Palliative care likely to improve patient quality of life and reduce symptom burden

1. In this meta-analysis of randomized controlled trials, palliative care significantly improved patient quality of life and symptom burden, though bias and heterogeneity cast some doubt onto the overall validity of these findings.

2. A narrative synthesis of outcomes suggested that palliative care improves advanced care planning as well as patient and caregiver satisfaction without reducing lifespan.

Evidence Rating Level: 1 (Excellent)

Study Rundown: Greater emphasis is being placed on end-of-life planning. Physicians are placing more consideration on palliative care for their patients with terminal diseases. However, it still remains unclear exactly which patient quality domains are being impacted by the increased use of palliative care. In this meta-analysis, palliative care was found to improve the overall quality of life and reduce symptom burden significantly. However, large study heterogeneity and bias attenuated these measures somewhat. Narrative synthesis of outcomes suggested that palliative care improved advanced care planning, patient and caregiver satisfaction, and health care utilization efficiency. In addition, no study showed a reduction in lifespan.

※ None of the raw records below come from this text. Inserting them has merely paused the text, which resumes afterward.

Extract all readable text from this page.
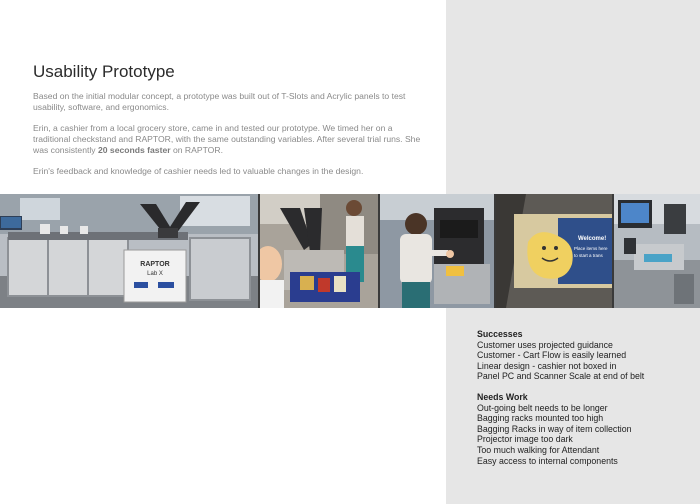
Usability Prototype

Based on the initial modular concept, a prototype was built out of T-Slots and Acrylic panels to test usability, software, and ergonomics.

Erin, a cashier from a local grocery store, came in and tested our prototype. We timed her on a traditional checkstand and RAPTOR, with the same outstanding variables. After several trial runs. She was consistently 20 seconds faster on RAPTOR.

Erin's feedback and knowledge of cashier needs led to valuable changes in the design.

RAPTOR
Lab X
Welcome!
Place items here
to start a trans

Successes

Customer uses projected guidance
Customer - Cart Flow is easily learned
Linear design - cashier not boxed in
Panel PC and Scanner Scale at end of belt

Needs Work

Out-going belt needs to be longer
Bagging racks mounted too high
Bagging Racks in way of item collection
Projector image too dark
Too much walking for Attendant
Easy access to internal components
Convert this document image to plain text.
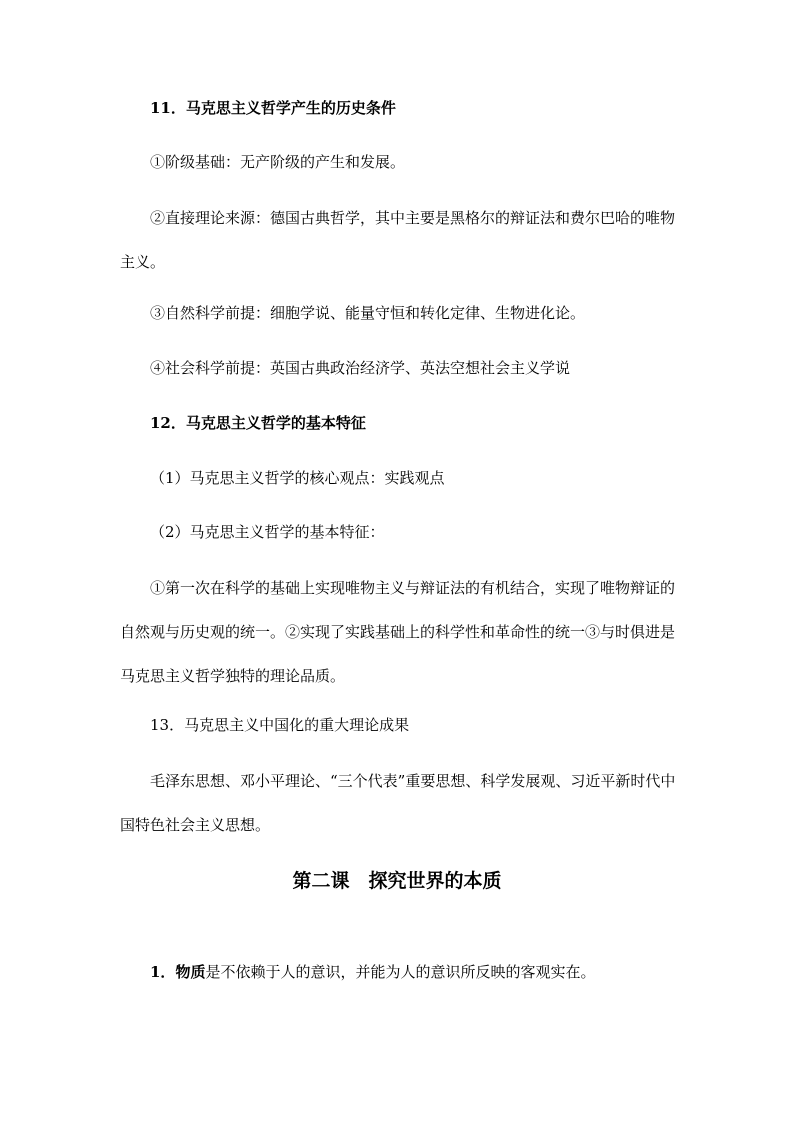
11．马克思主义哲学产生的历史条件
①阶级基础：无产阶级的产生和发展。
②直接理论来源：德国古典哲学，其中主要是黑格尔的辩证法和费尔巴哈的唯物主义。
③自然科学前提：细胞学说、能量守恒和转化定律、生物进化论。
④社会科学前提：英国古典政治经济学、英法空想社会主义学说
12．马克思主义哲学的基本特征
（1）马克思主义哲学的核心观点：实践观点
（2）马克思主义哲学的基本特征：
①第一次在科学的基础上实现唯物主义与辩证法的有机结合，实现了唯物辩证的自然观与历史观的统一。②实现了实践基础上的科学性和革命性的统一③与时俱进是马克思主义哲学独特的理论品质。
13．马克思主义中国化的重大理论成果
毛泽东思想、邓小平理论、“三个代表”重要思想、科学发展观、习近平新时代中国特色社会主义思想。
第二课　探究世界的本质
1．物质是不依赖于人的意识，并能为人的意识所反映的客观实在。
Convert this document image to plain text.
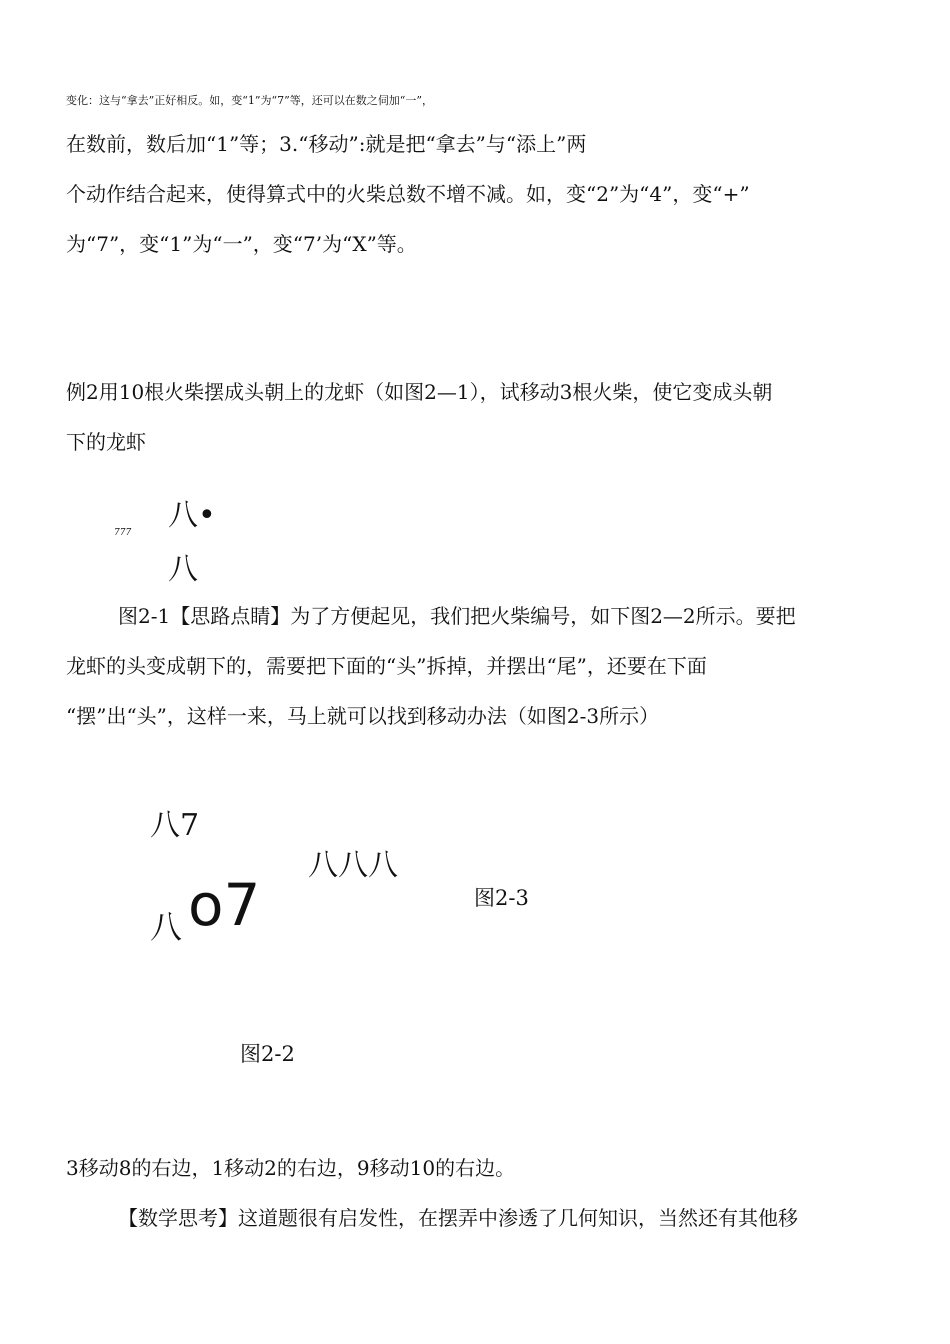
变化：这与“拿去”正好相反。如，变“1”为“7”等，还可以在数之伺加“一”，
在数前，数后加“1”等；3.“移动”:就是把“拿去”与“添上”两
个动作结合起来，使得算式中的火柴总数不增不减。如，变“2”为“4”，变“+”
为“7”，变“1”为“一”，变“7’为“X”等。
例2用10根火柴摆成头朝上的龙虾（如图2—1），试移动3根火柴，使它变成头朝
下的龙虾
八•
777
八
图2-1【思路点睛】为了方便起见，我们把火柴编号，如下图2—2所示。要把
龙虾的头变成朝下的，需要把下面的“头”拆掉，并摆出“尾”，还要在下面
“摆”出“头”，这样一来，马上就可以找到移动办法（如图2-3所示）
八7
八八八
图2-3
八 o7
图2-2
3移动8的右边，1移动2的右边，9移动10的右边。
【数学思考】这道题很有启发性，在摆弄中渗透了几何知识，当然还有其他移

The great heterogeneity of trials and high risk of bias is concerning when accepting the results of this meta-analysis. It seems clear that more well-designed trials are necessary to understand palliative care more holistically. In addition, the vast types of palliative care could not be analyzed in this meta-analysis, and so it remains uncertain if all palliative care strategies are equal. Trials evaluating these strategies are of great importance.

Click to read the study in JAMA

Relevant Reading: Dying in America: Improving quality and honoring individual preferences near the end of life

In-Depth [meta-analysis]: In this meta-analysis, 56 trials covering 12,731 patient and 2,479 caregivers were included and evaluated using the Cochrane Handbook for Systematic Reviews of Interventions. Of the total trials, 15 evaluated quality of life at 1 to 3 months, indicating a statistically significant standard mean difference of 0.46 (CI95 0.08 to 0.83; heterogeneity I2 94.8%). Sensitivity analysis restricted to trials with low potential for bias attenuated this finding (SMD 0.18; CI95 0.06 to 0.34; I2 = 0%), and Egger test showed significant publication bias (p = 0.03). Another 10 trials evaluated symptom burden at 1 to 3 months, indicating a statistically significant standard mean difference of -0.66 (CI95 -1.25 to -0.07; I2 = 96.15). However, sensitivity analysis was not significant (SMD -0.21; CI95 -0.42 to 0.00; I2 = 42.1%), though there was no evidence of publication bias. Narrative synthesis of outcomes suggested that palliative care improved advanced care planning, patient and caregiver satisfaction, and health care utilization efficiency. In addition, no study showed a reduction in lifespan.